Non c’è due senza tre, il quarto vien da sé. A Madrid Sinner annienta Alexander Zverev e conquista il Master 1000 numero quattro della stagione, il quinto consecutivo se si considera anche Parigi 2025 (il primo a riuscirci). All’azzurro mancano ora solamente Roma e il Roland Garros per “completare il tennis”, ovvero vincere almeno una volta tutti gli Slam, i mille e le Atp Finals.
A senso unico
Era la sfida migliore che il tabellone madrileno potesse regalare agli appassionati, complice l’assenza di Alcaraz, ma si è rivelata una battaglia impari. Concentrato, solido e pimpante Sinner, affannato, scarico e impreciso Zverev. Basta questo per spiegare un netto 6-1; 6-2 che lascia poco spazio a interpretazioni tecnico-tattiche. In un amen l’azzurro vola sul 5-0 e solo nel sesto gioco il tedesco riesce a muovere il punteggio, rimandando di qualche minuto la fine del primo parziale.
Sascha tiene la battuta nel primo gioco della seconda partita, ma è solo un bagliore nel buio pesto che lo circonda. Jannik gli strappa il servizio sull’1-1 e bissa il break nel game di risposta successivo, cominciando quella che diventa una passerella verso il titolo. Sul 5-2 un dritto sbagliato dal numero 3 del mondo, l’ennesimo, regala all’italiano uno dei due Master 1000 che ancora gli mancavano. E il 5 maggio comincia Roma, l’ultimo da conquistare con l’aiuto del pubblico di casa.
JANNIK 𝟓INNER, 𝐀𝐍𝐂𝐎𝐑𝐀 𝐋𝐔𝐈 🏆5️⃣
Il numero uno del mondo è il primo tennista DELLA STORIA a vincere 5 Masters 1000 consecutivi (Parigi 2025, Indian Wells 2026, Miami 2026, Monte-Carlo 2026, Madrid 2026) ⭐⭐⭐⭐⭐
Adesso Roma e poi Roland Garros 𝐩𝐞𝐫… pic.twitter.com/BgicDK5D8Z
— Eurosport IT (@Eurosport_IT) May 3, 2026
Il privilegio della pressione
Se da una lotta a due si toglie un contendente, è logico aspettarsi sia l’altro a vincere. Senza Alcaraz tra Madrid, Roma e Roland Garros, la pressione è tutta sui 300 e rotti grammi della racchetta di Sinner. Che da una parte ha tutto da perdere, ma dall’altro ha l’onore di questa responsabilità. Perché avere queste aspettative significa essere nella posizione ideale per vincere, averne tutte le carte in regola. E lui le ha, a Madrid lo ha ribadito una volta di più.

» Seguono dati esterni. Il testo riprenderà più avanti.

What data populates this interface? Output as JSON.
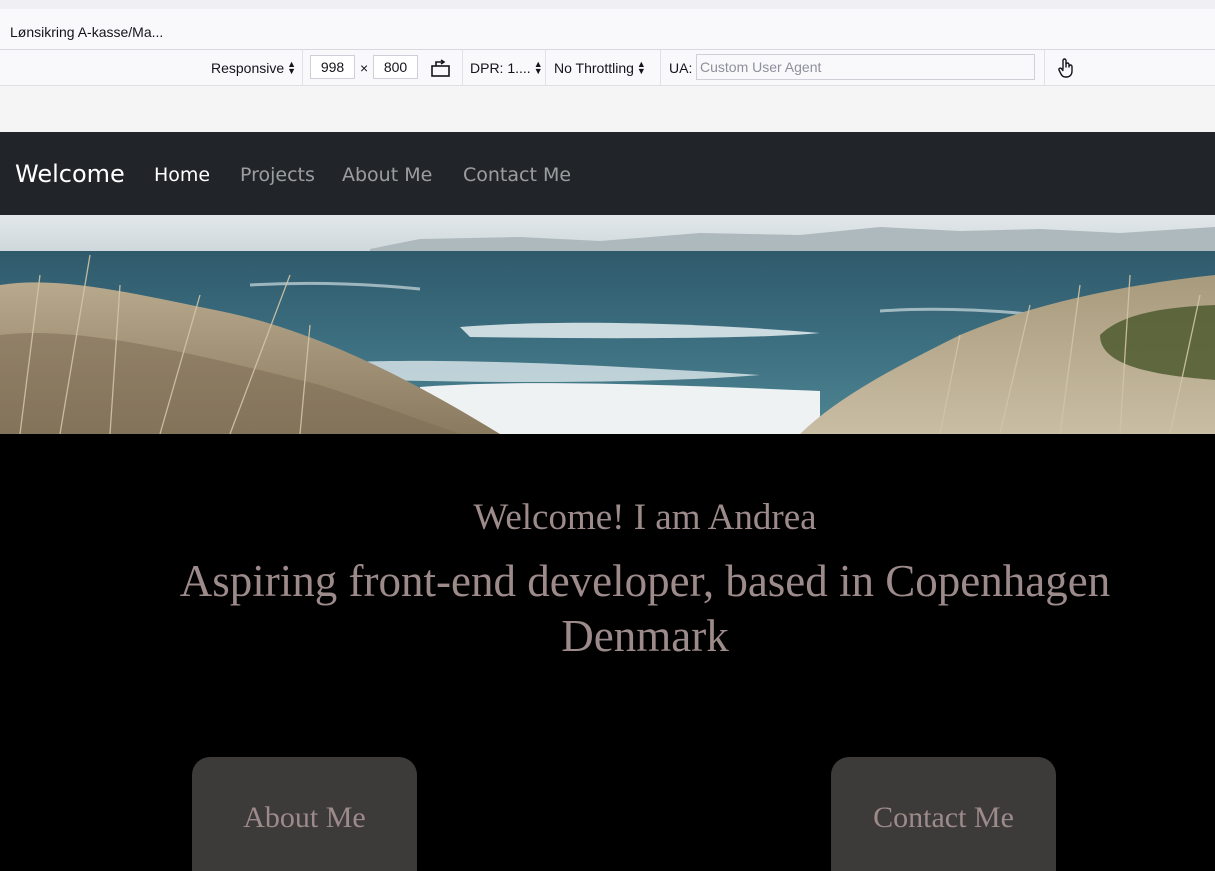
{
  "browser": {
    "tab_title": "Lønsikring A-kasse/Ma..."
  },
  "rdm_toolbar": {
    "device": "Responsive",
    "width": "998",
    "times": "×",
    "height": "800",
    "dpr": "DPR: 1....",
    "throttling": "No Throttling",
    "ua_label": "UA:",
    "ua_placeholder": "Custom User Agent"
  },
  "site": {
    "brand": "Welcome",
    "nav": [
      {
        "label": "Home",
        "active": true
      },
      {
        "label": "Projects",
        "active": false
      },
      {
        "label": "About Me",
        "active": false
      },
      {
        "label": "Contact Me",
        "active": false
      }
    ],
    "hello": "Welcome! I am Andrea",
    "tagline": "Aspiring front-end developer, based in Copenhagen Denmark",
    "buttons": {
      "about": "About Me",
      "contact": "Contact Me"
    },
    "colors": {
      "navbar": "#212529",
      "text": "#9d8a8a",
      "button_bg": "#3d3b3a"
    }
  }
}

Adesso arrivano in sequenza Roma e poi Parigi. I due titoli che ancora non ha potuto mettere sulla mensola della casa di San Candido, lì dove ripone tutte le coppe. Per due motivi diversi, sono entrambi posti speciali. Al Foro Italico può respirare quell’aria di casa che viaggiando tutto l’anno ha imparato ad apprezzare ancora di più. A Parigi ha un conto in sospeso con il destino dopo quella finale amara, con tanto di tre match point consecutivi lasciati per strada contro Alcaraz. Di quella delusione ne ha fatto uno stimolo per vincere Wimbledon, ma ora vuole chiudere un cerchio. E questa volta Carlitos non potrà impedirglielo.

Sindrome da finale
Su sedici finali tra Grandi Slam e Master 1000, Zverev ha trionfato solamente sette volte (circa 43%). Un dato non invidiabile, ma nemmeno catastrofico considerando il valore degli avversari che lo hanno sconfitto. Quello che preoccupa, piuttosto, è questo senso di incompiutezza che accompagna la sua carriera da un paio d’anni a questa parte. Il suo sciogliersi completamente a un passo dal traguardo.

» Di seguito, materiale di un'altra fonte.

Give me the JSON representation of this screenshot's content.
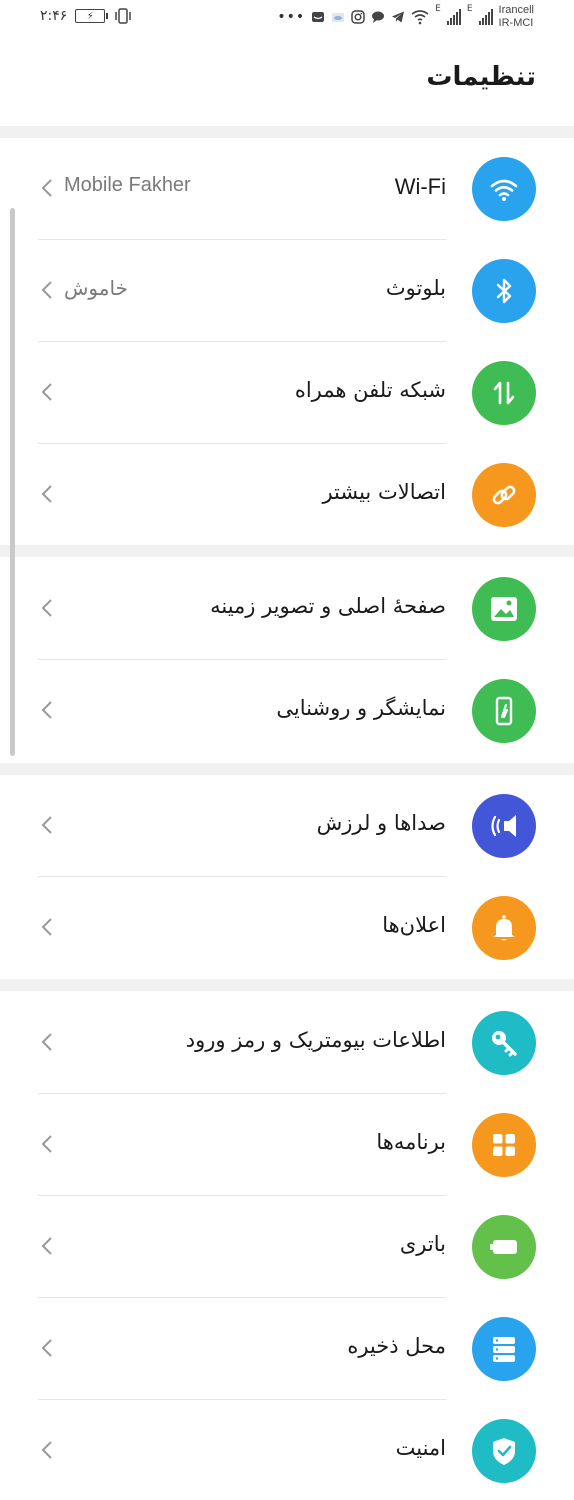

La sensazione è che ora stia diventando una questione mentale, prima ancora che tennistica. Sasha non è più un ragazzino, l’anno prossimo le candeline saranno trenta. E da dietro arrivano giovani pronti come Jodar e Fonseca, senza considerare Sinner e Alcaraz che dominano ormai stabilmente dal 2023. Se vuole provare a dare una svolta alla sua carriera, il tedesco deve farlo in fretta. Non è l’ultimo treno, ma il tempo stringe.